しかし、あまりにも昔に支出した経費を開業費で処理していると、「本当に開業のための経費か?」と税務調査で疑問を持たれる可能性があります。
そのため、実務上では1年前くらいまでのものを、開業費として処理することが多いです。
開業費として認めてもらうためにも、しっかりとした資料を残しておきましょう。
開業費は資産になる
開業費は、資産の科目として計上することになります。
資産と聞くと「えっ、結局経費にならないの?」と思われるかもしれませんが、そうではありません。
開業費は、いつでも、いくらでも、経費にすることができます。
開業初年度に開業費として処理した全額を経費に計上しても問題ありません。
また、開業年度はあまり利益が出なかったから、少しだけ経費で計上して、残りを2年目に経費計上することも可能です。
このように開業費は使い勝手がよく、利益調整ができてしまう、めちゃくちゃ便利な科目なのです。
ですので、利益を見ながら「今年は50万円経費にしよ」、「今年は20万円経費にしよ」なんてことができちゃいます。
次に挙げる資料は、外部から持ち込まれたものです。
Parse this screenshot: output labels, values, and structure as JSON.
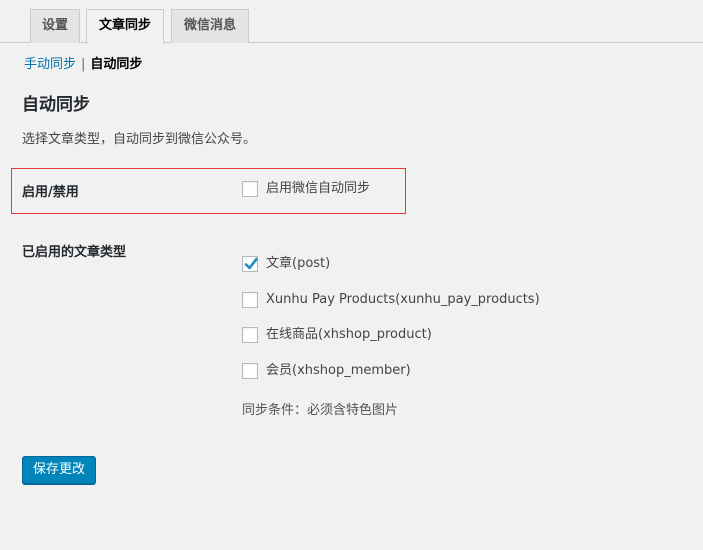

このように利益調整ができますので、開業前にかかった経費もしっかり領収書を残しておくようにしましょう。
まとめ
開業準備のための費用は「開業費」で処理することができます。
開業費は自由に経費計上ができる便利な科目です。
新型コロナウィルスの影響で経済情勢が不安定ですが、自分の夢や目標として開業準備をされている方もおられると思います。
こういったピンチの時こそ新たな発想で、チャンスをつかむこともできます。
開業される際は、開業準備にかかった領収書もしっかり残しておくようにしましょう。